Money Management Executive caught up with ETF industry veteran Dan Dolan, who spoke about a transition in the industry to constructing client portfolios using sector weights, as opposed to style and size weightings. Dolan, director of wealth management strategies at Select Sector SPDRs, said assets are up almost $20 billion YTD. 

How did you get into this space?

I worked at Merrill Lynch for 18 years. In 1998 we were looking at the growth of indexing and ETFs. The idea was to take the S&P 500 and carve it into nine ETFs, giving advisors the ability to customize their client portfolios based on objectives. 

What can others learn from you?

The world has looked at the mutual fund business through Morningstar'sstyleboxes,which dominates the way many advisors and investors look at portfolio allocations. What we're seeing is the movement to constructing portfolios using sector weights, as opposed to size and style weightings (i.e., large-cap value; large-cap growth). Many people are realizing you don't get much diversification with large-cap value versus large-cap growth. There are greater diversification benefits with allocating sectors. As an example the technology and utility sector have very low correlation and move in different directions. 

What are the nine sector ETFs? Why did you choose those sectors?

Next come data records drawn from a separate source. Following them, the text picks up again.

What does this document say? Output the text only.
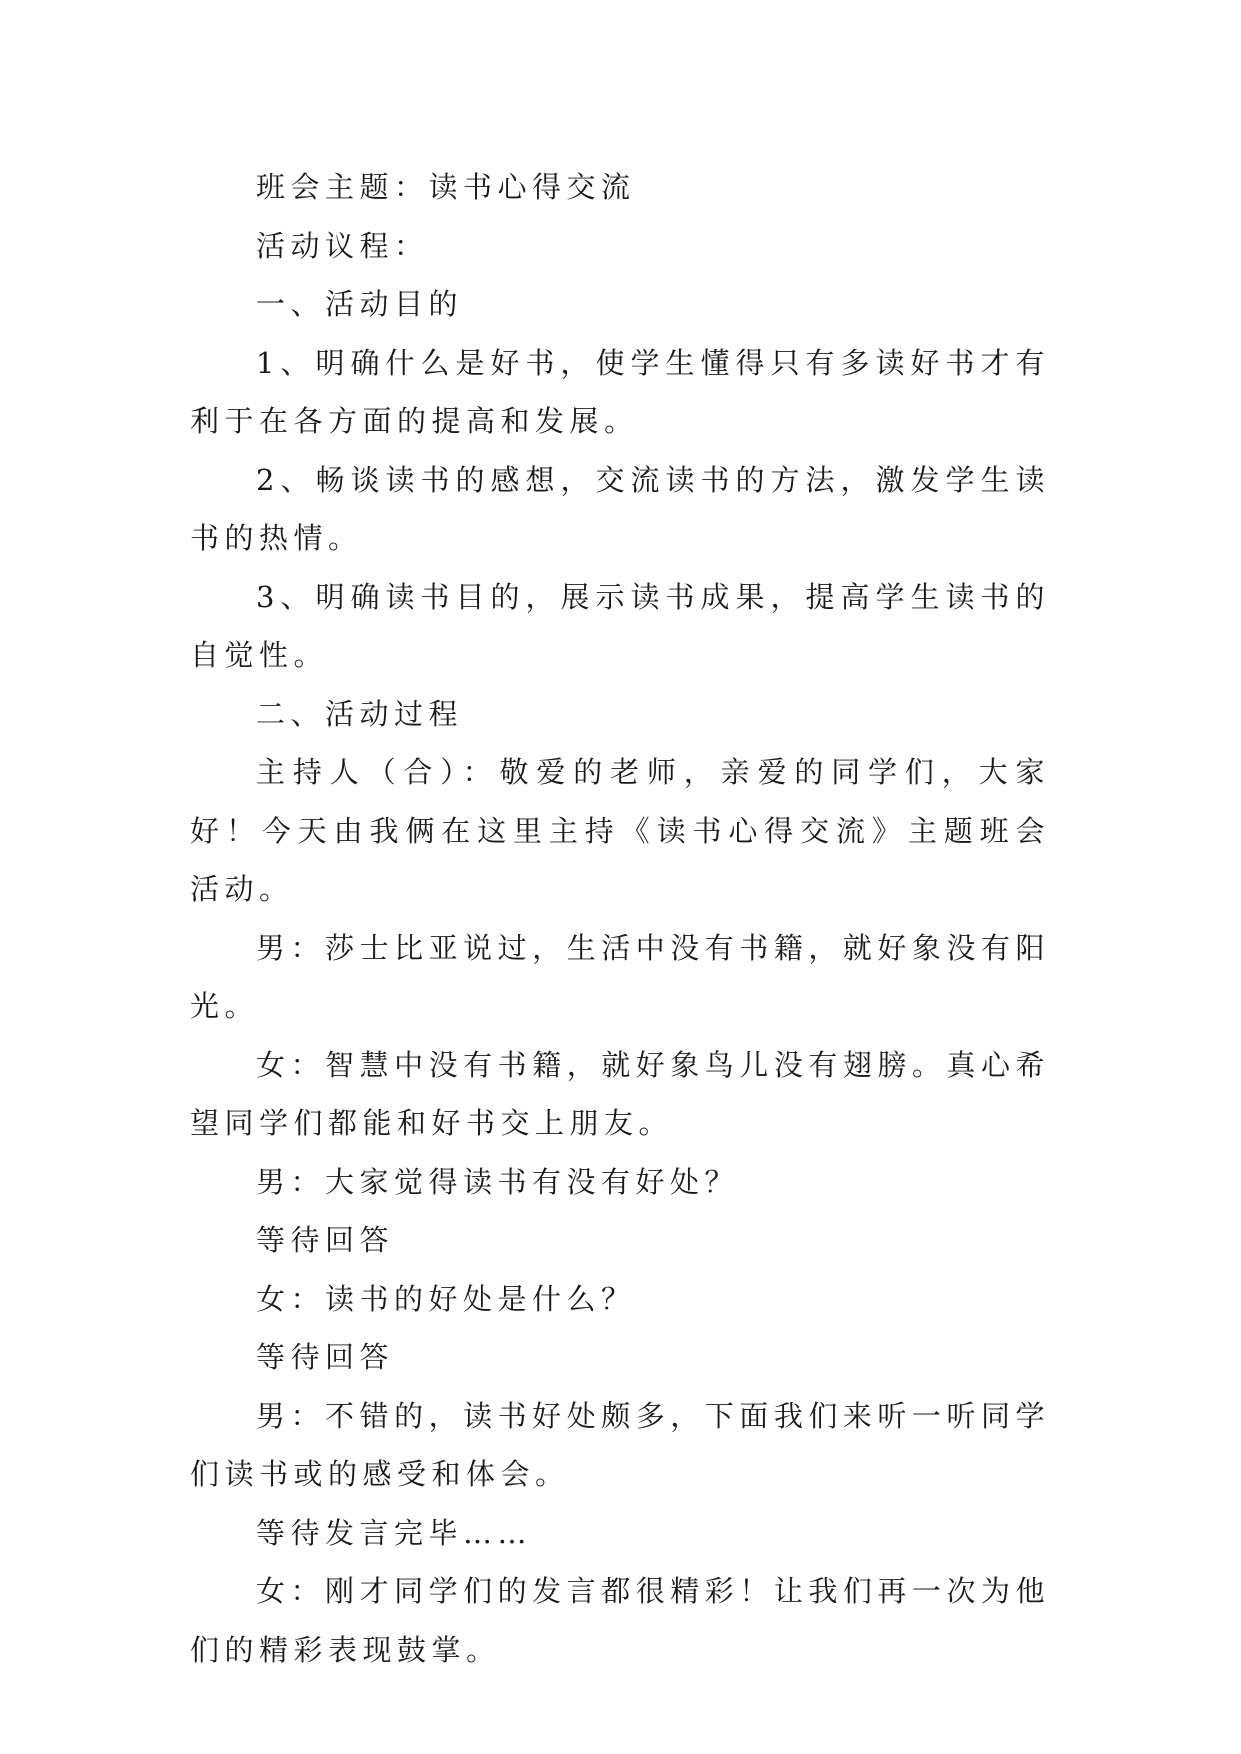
班会主题：读书心得交流

活动议程：

一、活动目的

1、明确什么是好书，使学生懂得只有多读好书才有利于在各方面的提高和发展。

2、畅谈读书的感想，交流读书的方法，激发学生读书的热情。

3、明确读书目的，展示读书成果，提高学生读书的自觉性。

二、活动过程

主持人（合）：敬爱的老师，亲爱的同学们，大家好！今天由我俩在这里主持《读书心得交流》主题班会活动。

男：莎士比亚说过，生活中没有书籍，就好象没有阳光。

女：智慧中没有书籍，就好象鸟儿没有翅膀。真心希望同学们都能和好书交上朋友。

男：大家觉得读书有没有好处？

等待回答

女：读书的好处是什么？

等待回答

男：不错的，读书好处颇多，下面我们来听一听同学们读书或的感受和体会。

等待发言完毕……

女：刚才同学们的发言都很精彩！让我们再一次为他们的精彩表现鼓掌。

The Sector SPDR Trust divides the S&P 500 into nine ETFs, giving investors the ability to customize the large-cap portion of their portfolio. S&P 500 Index Funds and ETFs have been available for years; we merely gave investors the unique opportunity to invest in the specific sectors that they consider most attractive. In December, we will celebrate our 15th anniversary with current total assets of approximately $70 billion.The nine sector SPDRs are: XLY - Consumer Discretionary, XLP - Consumer Staples, XLE - Energy, XLF - Financials, XLV - Healthcare, XLI - Industrials, XLB - Materials, XLK - Technology and XLU - Utilities. 

How have they performed?

The nine Sector SPDRs have all delivered performance consistent with their corresponding index, minus expenses. Our expenses have been reduced as assets have grown. The current expense ratio is 0.18%, down from 0.65% at inception. 

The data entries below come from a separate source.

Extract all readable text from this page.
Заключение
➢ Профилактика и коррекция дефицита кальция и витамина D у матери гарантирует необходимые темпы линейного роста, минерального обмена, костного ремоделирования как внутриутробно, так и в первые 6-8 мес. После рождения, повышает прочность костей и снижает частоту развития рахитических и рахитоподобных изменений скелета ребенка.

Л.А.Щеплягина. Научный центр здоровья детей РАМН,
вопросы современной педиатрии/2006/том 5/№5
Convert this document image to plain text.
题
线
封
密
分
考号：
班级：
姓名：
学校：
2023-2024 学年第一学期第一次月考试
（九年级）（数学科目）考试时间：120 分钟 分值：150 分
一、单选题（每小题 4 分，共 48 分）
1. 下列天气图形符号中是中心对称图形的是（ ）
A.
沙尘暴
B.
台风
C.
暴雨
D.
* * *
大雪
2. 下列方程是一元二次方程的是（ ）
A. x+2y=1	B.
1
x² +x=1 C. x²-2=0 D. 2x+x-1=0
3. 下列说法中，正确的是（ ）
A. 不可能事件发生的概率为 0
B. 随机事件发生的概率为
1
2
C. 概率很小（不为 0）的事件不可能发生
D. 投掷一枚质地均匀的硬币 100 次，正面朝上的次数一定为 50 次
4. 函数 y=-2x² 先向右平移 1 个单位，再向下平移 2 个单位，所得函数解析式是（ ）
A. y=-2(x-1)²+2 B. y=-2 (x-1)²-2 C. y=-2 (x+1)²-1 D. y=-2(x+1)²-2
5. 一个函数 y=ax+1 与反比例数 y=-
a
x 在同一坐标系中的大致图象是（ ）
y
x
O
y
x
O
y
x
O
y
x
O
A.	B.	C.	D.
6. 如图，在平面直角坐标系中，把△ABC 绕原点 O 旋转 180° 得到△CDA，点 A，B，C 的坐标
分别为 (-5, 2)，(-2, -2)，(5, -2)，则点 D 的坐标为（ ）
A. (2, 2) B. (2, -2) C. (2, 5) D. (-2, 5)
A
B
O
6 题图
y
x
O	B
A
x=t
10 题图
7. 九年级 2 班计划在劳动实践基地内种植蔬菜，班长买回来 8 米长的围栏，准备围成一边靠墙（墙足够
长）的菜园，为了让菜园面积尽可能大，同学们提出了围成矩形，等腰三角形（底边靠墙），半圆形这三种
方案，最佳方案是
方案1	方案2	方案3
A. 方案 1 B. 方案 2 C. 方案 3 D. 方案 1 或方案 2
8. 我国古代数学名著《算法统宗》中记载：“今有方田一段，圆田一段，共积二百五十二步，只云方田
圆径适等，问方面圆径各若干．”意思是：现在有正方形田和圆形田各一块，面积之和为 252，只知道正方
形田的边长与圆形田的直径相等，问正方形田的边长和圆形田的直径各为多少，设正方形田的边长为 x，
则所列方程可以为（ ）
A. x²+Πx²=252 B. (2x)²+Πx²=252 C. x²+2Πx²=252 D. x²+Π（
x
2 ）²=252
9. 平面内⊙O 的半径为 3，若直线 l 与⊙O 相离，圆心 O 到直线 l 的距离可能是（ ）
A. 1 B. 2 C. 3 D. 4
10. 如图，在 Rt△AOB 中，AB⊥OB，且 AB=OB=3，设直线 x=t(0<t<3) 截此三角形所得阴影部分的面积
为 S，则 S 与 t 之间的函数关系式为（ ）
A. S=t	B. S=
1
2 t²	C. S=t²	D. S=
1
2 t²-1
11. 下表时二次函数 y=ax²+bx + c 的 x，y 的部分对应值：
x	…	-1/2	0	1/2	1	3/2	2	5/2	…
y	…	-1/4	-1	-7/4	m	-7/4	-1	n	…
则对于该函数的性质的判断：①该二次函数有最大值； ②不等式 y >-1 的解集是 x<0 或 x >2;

Do you plan on introducing other ETFs?

We do not plan on offering new products. We were early when we launched in 1998 and being first movers in the sector space is clearly an advantage. We represent approximately two-thirds of the assets and more than 90% of the daily trading volume of all sector ETFs. There were approximately 20 ETFs trading in December 1998. Today, there are more than 1,400. 

What are the biggest trends you're seeing in the space?

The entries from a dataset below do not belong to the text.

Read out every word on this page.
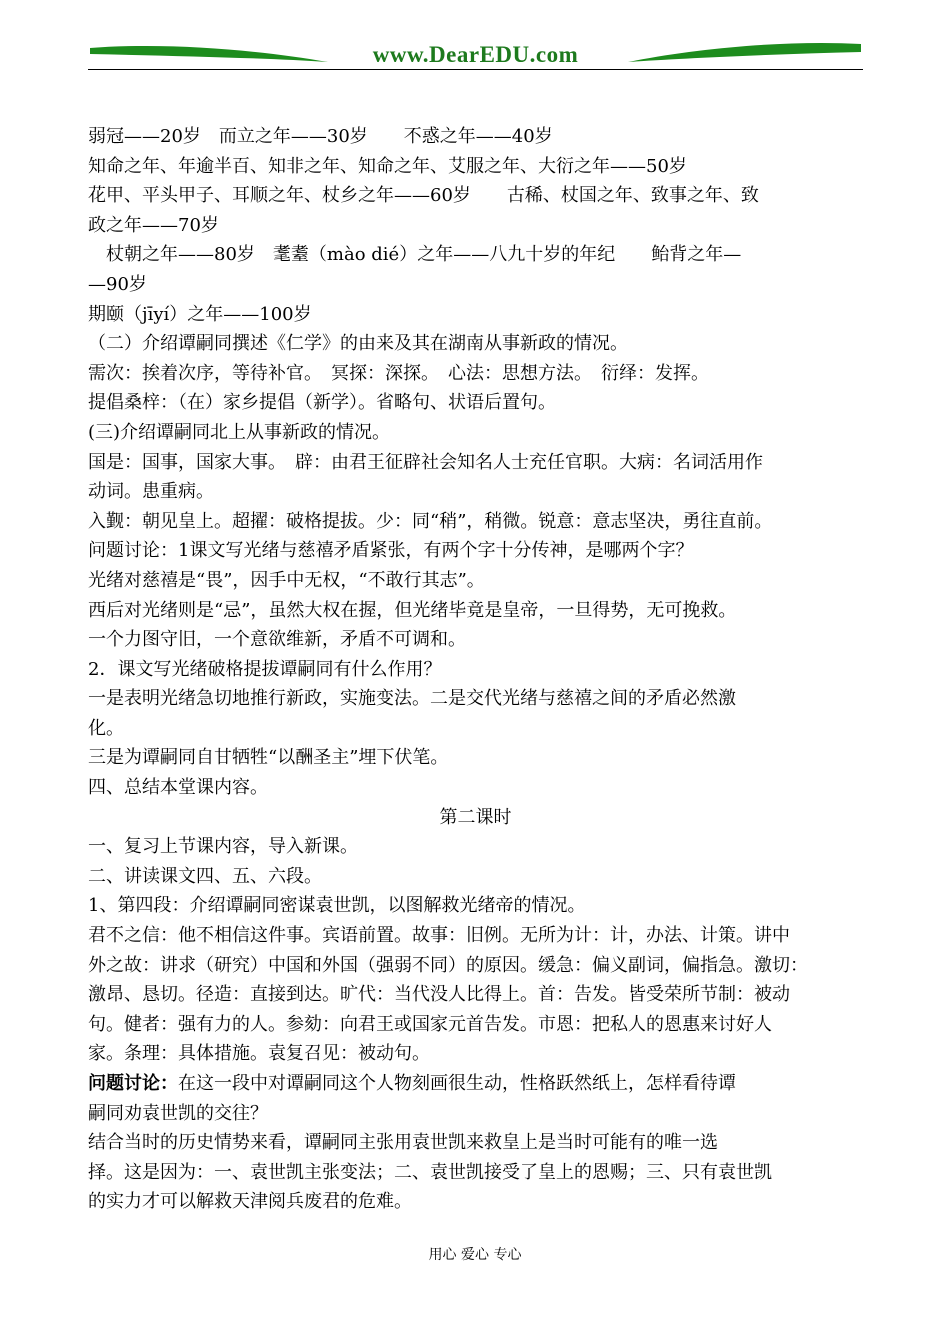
www.DearEDU.com
弱冠——20岁　而立之年——30岁　　不惑之年——40岁
知命之年、年逾半百、知非之年、知命之年、艾服之年、大衍之年——50岁
花甲、平头甲子、耳顺之年、杖乡之年——60岁　　古稀、杖国之年、致事之年、致
政之年——70岁
　杖朝之年——80岁　耄耋（mào dié）之年——八九十岁的年纪　　鲐背之年—
—90岁
期颐（jīyí）之年——100岁
（二）介绍谭嗣同撰述《仁学》的由来及其在湖南从事新政的情况。
需次：挨着次序，等待补官。　冥探：深探。　心法：思想方法。　衍绎：发挥。
提倡桑梓：（在）家乡提倡（新学）。省略句、状语后置句。
(三)介绍谭嗣同北上从事新政的情况。
国是：国事，国家大事。　辟：由君王征辟社会知名人士充任官职。大病：名词活用作
动词。患重病。
入觐：朝见皇上。超擢：破格提拔。少：同“稍”，稍微。锐意：意志坚决，勇往直前。
问题讨论：1课文写光绪与慈禧矛盾紧张，有两个字十分传神，是哪两个字？
光绪对慈禧是“畏”，因手中无权，“不敢行其志”。
西后对光绪则是“忌”，虽然大权在握，但光绪毕竟是皇帝，一旦得势，无可挽救。
一个力图守旧，一个意欲维新，矛盾不可调和。
2．课文写光绪破格提拔谭嗣同有什么作用？
一是表明光绪急切地推行新政，实施变法。二是交代光绪与慈禧之间的矛盾必然激
化。
三是为谭嗣同自甘牺牲“以酬圣主”埋下伏笔。
四、总结本堂课内容。
第二课时
一、复习上节课内容，导入新课。
二、讲读课文四、五、六段。
1、第四段：介绍谭嗣同密谋袁世凯，以图解救光绪帝的情况。
君不之信：他不相信这件事。宾语前置。故事：旧例。无所为计：计，办法、计策。讲中
外之故：讲求（研究）中国和外国（强弱不同）的原因。缓急：偏义副词，偏指急。激切：
激昂、恳切。径造：直接到达。旷代：当代没人比得上。首：告发。皆受荣所节制：被动
句。健者：强有力的人。参劾：向君王或国家元首告发。市恩：把私人的恩惠来讨好人
家。条理：具体措施。袁复召见：被动句。
问题讨论：在这一段中对谭嗣同这个人物刻画很生动，性格跃然纸上，怎样看待谭
嗣同劝袁世凯的交往？
结合当时的历史情势来看，谭嗣同主张用袁世凯来救皇上是当时可能有的唯一选
择。这是因为：一、袁世凯主张变法；二、袁世凯接受了皇上的恩赐；三、只有袁世凯
的实力才可以解救天津阅兵废君的危难。
用心 爱心 专心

The big players continue to get bigger in the ETF space. iShares, State Street and Vanguard dominate while many others struggle to gather assets. The large asset products have low expenses and the trend is lower. 

Why do you believe ETFs are cannibalizing not just the mutual fund industry but single stocks as well?

Total industry-wide sector ETF assets are up 38% in the last year. This growth is coming from financial professional building model portfolios based on customized sector weightings and investors buying ETFs in place of equities. Many investors are opting for the diversification a sector ETF can provide while they try to minimize single stock risk.

Who do you consider to be "innovators" within the space? Why?

Innovation died years ago in the ETF space. ETF inventor Nate Most and folks at the American Stock Exchange deserve all the credit for the structure. This is a copycat business now. It's all about distribution.

Where are the top opportunities for ETFs and mutual funds?

The best opportunities for mutual funds and ETFs will likely be products delivering exposure to growth areas of the world in low cost, transparent structures. In addition, the search for yield will continue as income is tougher to find. Low volatility products that can payout consistent dividends will attract huge assets.

ETF providers are increasingly creating funds that invest in the IPO market. Why?

The IPO market heats up and then cools down. Recent technology deals have traded well and many investors are looking at mega-deals like Twitter coming soon. Everyone wants a piece of the action but it comes at a cost. Many IPOs do not trade well and the good ones, you can't get shares allotted on the offering. The only way for many to participate is in the after-market when the shares begin to trade. Mutual funds and ETFs will have a hard time finding shares at the offering price, particularly index based. It can't be in the index until it starts to trade.

Buying IPOs soon after they start to trade is not a good strategy. We have no interest in developing product around IPOs.